It was a deal that shook the confectionery industry but what will Mars' US$23bn takeover of gum maker Wrigley mean for the two companies? Dean Best reports.

Every once in a while, a deal comes along that stuns even the most experienced of business watchers.

The surprise at yesterday's (28 April) US$23bn deal between Mars and Wrigley was all the more tangible given the current uncertain economic climate, beset by shaky financial markets and concerns over consumer spending.

But, now the dust has settled, what will the combination between Mars and Wrigley mean for the two companies?

In short, Mars' takeover of gum giant Wrigley is set to create a new number one in confectionery. According to data from Euromonitor, the enlarged company would account for 14.4% of worldwide confectionery sales, leapfrogging Cadbury with 10.1%. The two firms are seen as a good fit; there is little product overlap and Wrigley's growing presence in emerging markets will complement Mars' strength in the US and Europe.

The transaction will create a business generating $27bn in annual sales with brands from M&Ms to Extra. Wrigley will remain a stand-alone business headquartered in Chicago and Mars will transfer its non-chocolate confectionery brands, including Starburst and Skittles, to the gum giant's portfolio.

As you'd expect, Mars and Wrigley executives were quick to hail the potential of the enlarged business. Wrigley chairman Bill Wrigley spoke of the "cross-pollination of people, ideas and brands" and the "significant enhancements of sales, marketing and distribution infrastructures" for both businesses. Mars Global president Paul Michaels said the deal was "not about being bigger - it's about being the best".

Both sides seemed keen to have done a deal. Talks only started three weeks ago. Michaels approached the Wrigley chairman on 11 April and the speed at which an agreement was struck has raised eyebrows among industry observers.

Mars paid a premium for Wrigley; the $80-a-share deal was 28% above the price at which Wrigley's share price closed last Friday. However, in perhaps a further indication of the compatibility of the two companies, billionaire investor Warren Buffett has stumped up $4.4bn to help fund the purchase, through his investment vehicle Berkshire Hathaway.

And both sides stand to gain significantly from the deal. The larger distribution muscle of a combined Mars and Wrigley will make rivals Cadbury, Hershey and Nestlé uneasy. The two companies will have even greater clout in North America and the move will give Mars greater access to the emerging markets of the East, where Wrigley's gum brands are growing in popularity. Just yesterday, Wrigley posted a set of robust first-quarter results buoyed by double-digit sales growth in Russia and Poland - and continued rising sales in markets like China and Vietnam.

What's more, as food industry consultant James Amoroso points out, as a category, gum is growing faster than mainstream chocolate, Mars' key business. "Mars was tempted by the higher-growth category of chewing gum," Amoroso says. "If you look at Mars, Twix, Bounty and M&Ms, that kind of category is not desperately exciting."

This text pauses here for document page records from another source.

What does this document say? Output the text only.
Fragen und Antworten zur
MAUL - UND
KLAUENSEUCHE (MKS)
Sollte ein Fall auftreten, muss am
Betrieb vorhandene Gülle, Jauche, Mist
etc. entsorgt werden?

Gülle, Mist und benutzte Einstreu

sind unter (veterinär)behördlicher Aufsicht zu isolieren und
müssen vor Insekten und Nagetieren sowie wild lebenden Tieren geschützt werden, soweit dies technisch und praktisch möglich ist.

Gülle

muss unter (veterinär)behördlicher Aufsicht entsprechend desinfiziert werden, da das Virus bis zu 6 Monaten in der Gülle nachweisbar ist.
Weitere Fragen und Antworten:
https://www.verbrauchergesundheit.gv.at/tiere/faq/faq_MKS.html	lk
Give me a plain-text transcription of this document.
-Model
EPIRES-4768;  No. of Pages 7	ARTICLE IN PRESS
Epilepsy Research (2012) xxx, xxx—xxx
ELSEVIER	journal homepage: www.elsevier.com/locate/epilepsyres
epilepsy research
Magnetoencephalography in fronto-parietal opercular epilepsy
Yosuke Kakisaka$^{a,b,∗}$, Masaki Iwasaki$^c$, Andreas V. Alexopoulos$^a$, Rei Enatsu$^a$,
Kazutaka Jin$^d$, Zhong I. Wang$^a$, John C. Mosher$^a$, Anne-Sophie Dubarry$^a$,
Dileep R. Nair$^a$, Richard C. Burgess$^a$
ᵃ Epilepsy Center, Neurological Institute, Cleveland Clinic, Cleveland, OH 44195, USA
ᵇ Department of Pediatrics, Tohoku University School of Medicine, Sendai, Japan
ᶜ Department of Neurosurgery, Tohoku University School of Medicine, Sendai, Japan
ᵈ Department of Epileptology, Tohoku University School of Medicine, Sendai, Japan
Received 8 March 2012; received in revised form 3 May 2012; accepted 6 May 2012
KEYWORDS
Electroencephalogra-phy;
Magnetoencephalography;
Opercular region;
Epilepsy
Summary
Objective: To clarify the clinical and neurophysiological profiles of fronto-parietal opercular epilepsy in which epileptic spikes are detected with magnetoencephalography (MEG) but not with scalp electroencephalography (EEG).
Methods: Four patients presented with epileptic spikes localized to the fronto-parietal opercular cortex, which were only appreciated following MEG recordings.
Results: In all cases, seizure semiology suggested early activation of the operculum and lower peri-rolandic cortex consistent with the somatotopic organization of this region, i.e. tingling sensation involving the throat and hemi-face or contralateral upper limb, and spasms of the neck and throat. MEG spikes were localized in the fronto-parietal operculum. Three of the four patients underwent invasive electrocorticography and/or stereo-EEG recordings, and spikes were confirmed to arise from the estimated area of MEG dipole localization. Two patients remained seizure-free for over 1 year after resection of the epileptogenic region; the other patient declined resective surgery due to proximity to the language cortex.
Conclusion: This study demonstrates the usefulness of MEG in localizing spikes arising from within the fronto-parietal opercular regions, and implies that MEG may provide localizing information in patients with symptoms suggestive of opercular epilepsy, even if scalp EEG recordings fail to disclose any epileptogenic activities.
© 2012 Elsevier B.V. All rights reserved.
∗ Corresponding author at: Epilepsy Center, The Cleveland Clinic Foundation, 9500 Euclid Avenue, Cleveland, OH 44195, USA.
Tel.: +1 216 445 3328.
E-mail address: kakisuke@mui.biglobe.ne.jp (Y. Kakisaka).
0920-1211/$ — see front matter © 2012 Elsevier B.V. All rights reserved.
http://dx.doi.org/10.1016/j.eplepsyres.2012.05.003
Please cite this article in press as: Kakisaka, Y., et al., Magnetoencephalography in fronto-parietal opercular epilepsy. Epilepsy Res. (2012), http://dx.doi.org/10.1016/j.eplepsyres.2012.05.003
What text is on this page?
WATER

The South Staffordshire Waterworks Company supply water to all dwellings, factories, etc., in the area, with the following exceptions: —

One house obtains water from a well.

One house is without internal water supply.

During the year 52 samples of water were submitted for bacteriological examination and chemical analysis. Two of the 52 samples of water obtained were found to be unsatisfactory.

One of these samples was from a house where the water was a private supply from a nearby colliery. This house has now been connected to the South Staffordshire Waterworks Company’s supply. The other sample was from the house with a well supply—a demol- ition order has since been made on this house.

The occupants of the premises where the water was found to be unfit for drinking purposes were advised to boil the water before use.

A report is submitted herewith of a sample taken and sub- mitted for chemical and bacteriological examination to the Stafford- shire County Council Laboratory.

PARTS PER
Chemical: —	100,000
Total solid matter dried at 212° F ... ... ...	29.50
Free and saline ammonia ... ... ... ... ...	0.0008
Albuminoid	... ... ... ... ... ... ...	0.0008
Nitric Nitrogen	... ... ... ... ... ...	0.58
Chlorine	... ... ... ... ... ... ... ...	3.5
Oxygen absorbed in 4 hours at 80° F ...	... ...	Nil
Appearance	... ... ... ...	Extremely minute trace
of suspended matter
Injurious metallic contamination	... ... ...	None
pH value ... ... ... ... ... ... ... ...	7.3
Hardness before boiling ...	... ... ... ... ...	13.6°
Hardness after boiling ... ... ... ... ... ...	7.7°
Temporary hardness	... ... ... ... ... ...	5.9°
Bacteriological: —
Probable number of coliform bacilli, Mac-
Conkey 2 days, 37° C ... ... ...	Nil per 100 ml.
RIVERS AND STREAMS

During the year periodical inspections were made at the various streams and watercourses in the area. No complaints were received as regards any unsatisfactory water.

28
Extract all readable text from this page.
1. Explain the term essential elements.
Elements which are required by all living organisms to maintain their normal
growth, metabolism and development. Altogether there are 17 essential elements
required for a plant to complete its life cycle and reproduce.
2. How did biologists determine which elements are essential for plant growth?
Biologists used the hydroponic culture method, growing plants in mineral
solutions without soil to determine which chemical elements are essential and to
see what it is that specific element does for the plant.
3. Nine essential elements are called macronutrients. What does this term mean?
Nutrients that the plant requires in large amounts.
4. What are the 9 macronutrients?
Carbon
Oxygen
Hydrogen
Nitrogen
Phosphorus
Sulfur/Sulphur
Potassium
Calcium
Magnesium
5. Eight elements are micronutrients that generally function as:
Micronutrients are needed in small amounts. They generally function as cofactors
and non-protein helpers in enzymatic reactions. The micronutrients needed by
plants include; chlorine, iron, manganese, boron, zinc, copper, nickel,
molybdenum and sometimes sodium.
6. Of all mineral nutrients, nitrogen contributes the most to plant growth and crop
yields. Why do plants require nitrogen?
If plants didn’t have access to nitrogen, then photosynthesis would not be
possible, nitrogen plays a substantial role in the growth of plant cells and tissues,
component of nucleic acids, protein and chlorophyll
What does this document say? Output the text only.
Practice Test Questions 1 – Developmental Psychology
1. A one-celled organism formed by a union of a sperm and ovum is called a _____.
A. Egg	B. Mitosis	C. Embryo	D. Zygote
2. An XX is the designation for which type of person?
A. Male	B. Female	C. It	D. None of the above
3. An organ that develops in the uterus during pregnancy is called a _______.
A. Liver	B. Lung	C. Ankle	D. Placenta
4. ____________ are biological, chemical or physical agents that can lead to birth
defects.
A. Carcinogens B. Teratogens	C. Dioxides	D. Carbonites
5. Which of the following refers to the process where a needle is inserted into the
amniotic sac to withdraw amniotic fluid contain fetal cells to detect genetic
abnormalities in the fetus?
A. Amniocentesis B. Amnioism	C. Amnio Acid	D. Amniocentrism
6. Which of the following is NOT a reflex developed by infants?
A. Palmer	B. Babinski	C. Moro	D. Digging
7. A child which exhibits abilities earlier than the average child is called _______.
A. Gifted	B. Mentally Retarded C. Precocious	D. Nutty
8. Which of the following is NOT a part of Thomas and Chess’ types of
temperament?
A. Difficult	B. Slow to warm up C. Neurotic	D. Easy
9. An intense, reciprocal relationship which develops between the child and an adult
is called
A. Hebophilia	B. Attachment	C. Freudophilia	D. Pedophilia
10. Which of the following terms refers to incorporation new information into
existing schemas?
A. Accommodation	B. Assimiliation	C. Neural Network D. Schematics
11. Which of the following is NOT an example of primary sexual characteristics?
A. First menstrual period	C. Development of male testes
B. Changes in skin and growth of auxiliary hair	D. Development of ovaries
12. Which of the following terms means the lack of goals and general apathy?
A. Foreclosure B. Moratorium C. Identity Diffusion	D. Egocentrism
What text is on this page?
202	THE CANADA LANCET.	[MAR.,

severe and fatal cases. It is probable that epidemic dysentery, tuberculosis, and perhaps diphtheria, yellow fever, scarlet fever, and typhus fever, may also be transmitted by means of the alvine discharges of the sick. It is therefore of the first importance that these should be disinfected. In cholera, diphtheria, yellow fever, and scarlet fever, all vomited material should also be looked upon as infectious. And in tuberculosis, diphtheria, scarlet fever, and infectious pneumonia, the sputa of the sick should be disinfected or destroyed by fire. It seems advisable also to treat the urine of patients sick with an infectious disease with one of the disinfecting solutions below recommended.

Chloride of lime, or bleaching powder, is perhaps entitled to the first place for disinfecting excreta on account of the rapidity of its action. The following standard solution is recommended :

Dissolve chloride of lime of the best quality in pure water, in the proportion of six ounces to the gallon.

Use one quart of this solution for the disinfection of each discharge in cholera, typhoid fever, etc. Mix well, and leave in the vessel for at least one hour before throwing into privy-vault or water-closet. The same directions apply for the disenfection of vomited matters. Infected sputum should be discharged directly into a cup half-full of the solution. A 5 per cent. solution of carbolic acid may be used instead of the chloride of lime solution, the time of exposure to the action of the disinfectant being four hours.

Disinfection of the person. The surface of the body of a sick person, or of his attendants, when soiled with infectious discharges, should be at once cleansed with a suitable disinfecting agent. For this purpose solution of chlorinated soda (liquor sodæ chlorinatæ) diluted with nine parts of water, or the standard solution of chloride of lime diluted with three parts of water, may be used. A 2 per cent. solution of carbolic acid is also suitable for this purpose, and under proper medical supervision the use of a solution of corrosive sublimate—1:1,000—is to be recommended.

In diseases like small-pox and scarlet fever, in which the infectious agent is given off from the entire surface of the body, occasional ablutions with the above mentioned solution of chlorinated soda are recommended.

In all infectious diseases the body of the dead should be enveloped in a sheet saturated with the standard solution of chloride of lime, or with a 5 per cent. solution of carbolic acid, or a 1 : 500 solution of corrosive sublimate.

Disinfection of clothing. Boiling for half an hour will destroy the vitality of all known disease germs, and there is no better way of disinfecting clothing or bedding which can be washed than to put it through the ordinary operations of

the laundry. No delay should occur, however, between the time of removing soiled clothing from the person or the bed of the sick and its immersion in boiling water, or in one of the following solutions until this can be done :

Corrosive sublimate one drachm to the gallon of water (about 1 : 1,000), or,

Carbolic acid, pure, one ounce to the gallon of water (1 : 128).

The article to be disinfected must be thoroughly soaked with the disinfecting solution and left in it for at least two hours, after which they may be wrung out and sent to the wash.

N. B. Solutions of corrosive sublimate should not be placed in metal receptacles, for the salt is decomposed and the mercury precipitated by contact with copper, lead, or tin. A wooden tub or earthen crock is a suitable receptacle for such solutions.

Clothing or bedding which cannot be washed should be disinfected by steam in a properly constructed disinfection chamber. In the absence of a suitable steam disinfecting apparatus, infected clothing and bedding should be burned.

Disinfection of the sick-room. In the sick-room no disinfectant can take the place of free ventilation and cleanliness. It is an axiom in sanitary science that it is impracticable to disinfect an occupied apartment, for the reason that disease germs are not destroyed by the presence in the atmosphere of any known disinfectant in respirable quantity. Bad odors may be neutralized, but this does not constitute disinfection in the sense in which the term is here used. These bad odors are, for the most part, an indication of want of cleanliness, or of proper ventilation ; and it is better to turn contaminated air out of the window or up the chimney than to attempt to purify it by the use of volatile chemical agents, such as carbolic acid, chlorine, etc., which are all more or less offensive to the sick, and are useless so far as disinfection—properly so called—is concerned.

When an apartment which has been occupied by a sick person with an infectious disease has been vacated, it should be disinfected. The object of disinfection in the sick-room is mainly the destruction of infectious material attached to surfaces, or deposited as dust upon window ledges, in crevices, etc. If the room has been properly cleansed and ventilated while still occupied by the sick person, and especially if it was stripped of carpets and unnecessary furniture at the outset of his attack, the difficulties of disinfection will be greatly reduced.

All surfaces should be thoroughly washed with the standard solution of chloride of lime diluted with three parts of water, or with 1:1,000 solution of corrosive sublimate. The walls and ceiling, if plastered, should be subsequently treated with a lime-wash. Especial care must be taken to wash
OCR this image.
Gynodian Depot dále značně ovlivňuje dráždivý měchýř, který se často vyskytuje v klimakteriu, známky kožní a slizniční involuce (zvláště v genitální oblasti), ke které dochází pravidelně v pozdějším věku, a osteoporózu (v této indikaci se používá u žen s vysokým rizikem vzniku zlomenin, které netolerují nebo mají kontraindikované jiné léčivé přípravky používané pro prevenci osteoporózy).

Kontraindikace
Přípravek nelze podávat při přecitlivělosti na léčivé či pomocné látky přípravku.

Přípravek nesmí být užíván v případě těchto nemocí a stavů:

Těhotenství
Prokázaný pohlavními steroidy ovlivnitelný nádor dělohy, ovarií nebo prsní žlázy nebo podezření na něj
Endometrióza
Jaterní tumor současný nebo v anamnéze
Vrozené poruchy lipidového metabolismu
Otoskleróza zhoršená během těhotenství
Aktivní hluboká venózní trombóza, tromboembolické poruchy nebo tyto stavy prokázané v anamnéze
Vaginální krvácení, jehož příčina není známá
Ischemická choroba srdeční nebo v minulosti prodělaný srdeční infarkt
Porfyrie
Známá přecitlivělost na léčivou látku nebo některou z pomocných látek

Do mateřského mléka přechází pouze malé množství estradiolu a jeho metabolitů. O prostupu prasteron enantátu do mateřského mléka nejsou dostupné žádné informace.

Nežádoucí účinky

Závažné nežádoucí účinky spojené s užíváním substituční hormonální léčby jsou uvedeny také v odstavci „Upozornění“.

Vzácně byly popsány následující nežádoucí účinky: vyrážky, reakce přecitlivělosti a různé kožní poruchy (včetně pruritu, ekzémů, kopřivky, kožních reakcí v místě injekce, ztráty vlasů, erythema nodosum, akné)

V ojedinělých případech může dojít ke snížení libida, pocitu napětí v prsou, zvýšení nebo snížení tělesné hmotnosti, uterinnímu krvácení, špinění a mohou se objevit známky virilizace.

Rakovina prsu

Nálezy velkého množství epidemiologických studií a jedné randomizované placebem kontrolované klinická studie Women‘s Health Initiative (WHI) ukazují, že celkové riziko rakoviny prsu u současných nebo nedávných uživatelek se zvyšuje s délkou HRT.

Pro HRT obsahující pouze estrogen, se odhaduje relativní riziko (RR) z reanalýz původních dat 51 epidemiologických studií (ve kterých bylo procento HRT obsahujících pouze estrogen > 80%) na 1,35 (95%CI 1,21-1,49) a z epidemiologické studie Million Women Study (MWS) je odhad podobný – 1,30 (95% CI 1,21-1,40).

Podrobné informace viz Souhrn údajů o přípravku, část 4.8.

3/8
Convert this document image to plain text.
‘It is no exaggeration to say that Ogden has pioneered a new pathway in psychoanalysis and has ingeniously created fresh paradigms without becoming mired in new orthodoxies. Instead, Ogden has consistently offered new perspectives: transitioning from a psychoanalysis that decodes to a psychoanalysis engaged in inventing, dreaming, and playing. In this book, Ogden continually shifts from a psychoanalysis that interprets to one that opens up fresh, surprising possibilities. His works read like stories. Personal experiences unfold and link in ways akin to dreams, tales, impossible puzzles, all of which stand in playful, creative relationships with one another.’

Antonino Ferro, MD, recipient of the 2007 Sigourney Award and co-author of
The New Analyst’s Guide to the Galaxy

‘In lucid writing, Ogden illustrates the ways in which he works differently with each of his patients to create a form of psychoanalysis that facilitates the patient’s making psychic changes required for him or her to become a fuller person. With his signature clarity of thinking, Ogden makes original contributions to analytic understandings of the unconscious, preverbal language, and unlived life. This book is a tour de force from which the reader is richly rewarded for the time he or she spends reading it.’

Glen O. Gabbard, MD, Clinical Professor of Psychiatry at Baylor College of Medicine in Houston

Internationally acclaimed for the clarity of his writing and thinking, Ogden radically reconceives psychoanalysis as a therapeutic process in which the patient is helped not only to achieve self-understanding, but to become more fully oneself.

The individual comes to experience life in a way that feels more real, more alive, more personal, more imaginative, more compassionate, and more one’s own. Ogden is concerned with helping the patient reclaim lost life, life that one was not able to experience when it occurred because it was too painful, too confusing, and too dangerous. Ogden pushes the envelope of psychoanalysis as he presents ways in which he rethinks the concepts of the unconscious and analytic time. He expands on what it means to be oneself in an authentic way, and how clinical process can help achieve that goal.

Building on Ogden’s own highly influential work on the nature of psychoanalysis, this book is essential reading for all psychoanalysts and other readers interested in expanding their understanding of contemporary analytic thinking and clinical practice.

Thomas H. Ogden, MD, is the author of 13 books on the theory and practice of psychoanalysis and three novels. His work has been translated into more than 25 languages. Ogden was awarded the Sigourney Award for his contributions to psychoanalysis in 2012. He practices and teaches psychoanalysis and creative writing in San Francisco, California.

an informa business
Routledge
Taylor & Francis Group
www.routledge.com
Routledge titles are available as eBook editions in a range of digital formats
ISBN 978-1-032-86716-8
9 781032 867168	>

Certainly, Wrigley will benefit from teaming up with Mars. Wrigley had been facing growing competition from Cadbury in the US and the UK but, by joining forces with Mars' chocolate and candy portfolio, the gum maker will boost its strength and reaffirm its importance in the eyes of retailers. "The move clearly helps [Wrigley] combat Cadbury," Amoroso adds.

The combination is likely to lead to some synergies between Mars and Wrigley's global sales forces. However, Wrigley's chairman was keen to point out the benefits of the gum maker's status as a stand-alone unit in the Mars business, adding that, by taking on brands like Starburst and Skittles, jobs could be added at the company's Chicago home.

Indeed, Mars' commitment to keep Wrigley's base in Chicago no doubt made the deal more palatable for a Wrigley family that has been linked with the company since it started selling gum in 1891.

One could argue that losing control over a business after 117 years would be a bitter pill to swallow. Nevertheless, in today's modern business climate, and in a sector in which scale is key, Mars' approach three weeks ago could lead to a sweeter future for Wrigley.